If that is a memory, can anyone help to find out which slot it is?
(memtest86 haven't found anything, btw, i doubt that counts)
-alex

P.S. if someone going to change the message about machine check,
could you please avoid lame descriptions? Like "(hardware problem!)"?
I sure the majority are experienced enough to understand what the
words "Machine Check" mean.


On Sat, Feb 09, 2002 at 11:23:58PM +0100, Pavel Machek wrote:
> Hi!
>
> > > Feb 7 23:45:31 steel kernel: CPU 0: Machine Check Exception: 0000000000000004
> > > Feb 7 23:45:31 steel kernel: Bank 4: b200000000040151
> > > Feb 7 23:45:31 steel kernel: Kernel panic: CPU context corrupt
> >
> > Machine checks are indicative of hardware fault.
> > Overclocking, inadequate cooling and bad memory are the usual
> > causes.
>
> Maybe you should print something like
>
> Machine Check Exception: .... (hardware problem!)
>
> so that we get less reports like this?
> Pavel
> --
> (about SSSCA) "I don't say this lightly. However, I really think that the U.S.
> no longer is classifiable as a democracy, but rather as a plutocracy." --hpa

2002-02-11 12:53:22

by Pavel Machek

[permalink] [raw]
Subject: Re: 2.4.18-pre8-K2: Kernel panic: CPU context corrupt

Hi!

> What does the "Bank 4: b200000000040151" mean?
> If that is a memory, can anyone help to find out which slot it is?
> (memtest86 haven't found anything, btw, i doubt that counts)
> -alex
>
> P.S. if someone going to change the message about machine check,
> could you please avoid lame descriptions? Like "(hardware problem!)"?
> I sure the majority are experienced enough to understand what the
> words "Machine Check" mean.

Ugh?

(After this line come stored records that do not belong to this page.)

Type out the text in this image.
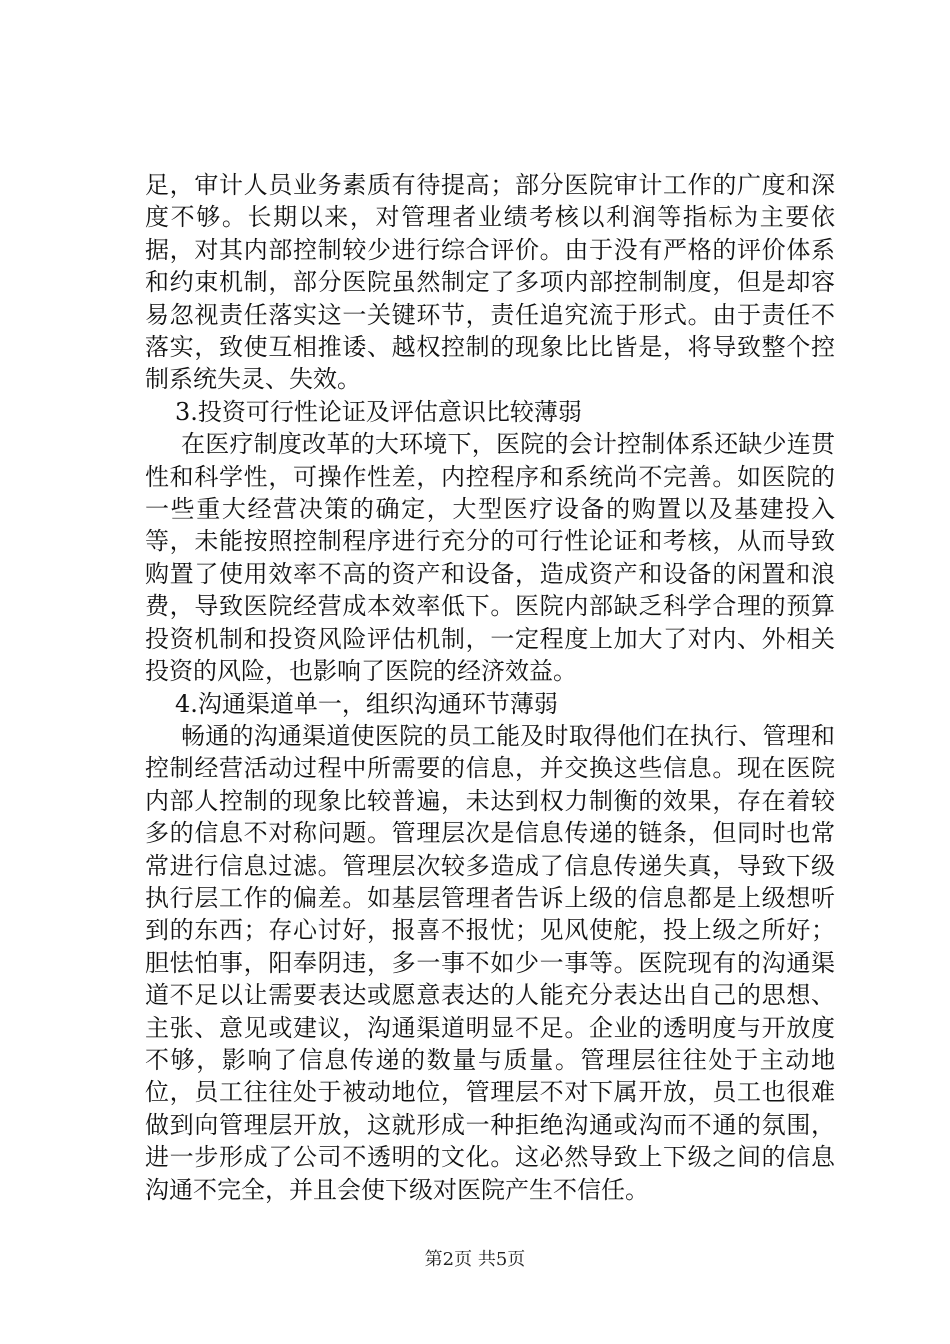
足，审计人员业务素质有待提高；部分医院审计工作的广度和深度不够。长期以来，对管理者业绩考核以利润等指标为主要依据，对其内部控制较少进行综合评价。由于没有严格的评价体系和约束机制，部分医院虽然制定了多项内部控制制度，但是却容易忽视责任落实这一关键环节，责任追究流于形式。由于责任不落实，致使互相推诿、越权控制的现象比比皆是，将导致整个控制系统失灵、失效。

3.投资可行性论证及评估意识比较薄弱

在医疗制度改革的大环境下，医院的会计控制体系还缺少连贯性和科学性，可操作性差，内控程序和系统尚不完善。如医院的一些重大经营决策的确定，大型医疗设备的购置以及基建投入等，未能按照控制程序进行充分的可行性论证和考核，从而导致购置了使用效率不高的资产和设备，造成资产和设备的闲置和浪费，导致医院经营成本效率低下。医院内部缺乏科学合理的预算投资机制和投资风险评估机制，一定程度上加大了对内、外相关投资的风险，也影响了医院的经济效益。

4.沟通渠道单一，组织沟通环节薄弱

畅通的沟通渠道使医院的员工能及时取得他们在执行、管理和控制经营活动过程中所需要的信息，并交换这些信息。现在医院内部人控制的现象比较普遍，未达到权力制衡的效果，存在着较多的信息不对称问题。管理层次是信息传递的链条，但同时也常常进行信息过滤。管理层次较多造成了信息传递失真，导致下级执行层工作的偏差。如基层管理者告诉上级的信息都是上级想听到的东西；存心讨好，报喜不报忧；见风使舵，投上级之所好；胆怯怕事，阳奉阴违，多一事不如少一事等。医院现有的沟通渠道不足以让需要表达或愿意表达的人能充分表达出自己的思想、主张、意见或建议，沟通渠道明显不足。企业的透明度与开放度不够，影响了信息传递的数量与质量。管理层往往处于主动地位，员工往往处于被动地位，管理层不对下属开放，员工也很难做到向管理层开放，这就形成一种拒绝沟通或沟而不通的氛围，进一步形成了公司不透明的文化。这必然导致上下级之间的信息沟通不完全，并且会使下级对医院产生不信任。

第2页 共5页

If you understand that its hardware problem, why did you bother
contacting l-k? l-k is certainly not interested in debugging hardware
problems....

...and... It is not exactly easy to see that Machine check means
hardware problem...

Pavel

> > > > Feb 7 23:45:31 steel kernel: CPU 0: Machine Check Exception: 0000000000000004
> > > > Feb 7 23:45:31 steel kernel: Bank 4: b200000000040151
> > > > Feb 7 23:45:31 steel kernel: Kernel panic: CPU context corrupt
> > >
> > > Machine checks are indicative of hardware fault.
> > > Overclocking, inadequate cooling and bad memory are the usual
> > > causes.
> >
> > Maybe you should print something like
> >
> > Machine Check Exception: .... (hardware problem!)
> >
> > so that we get less reports like this?

--
Casualities in World Trade Center: ~3k dead inside the building,
cryptography in U.S.A. and free speech in Czech Republic.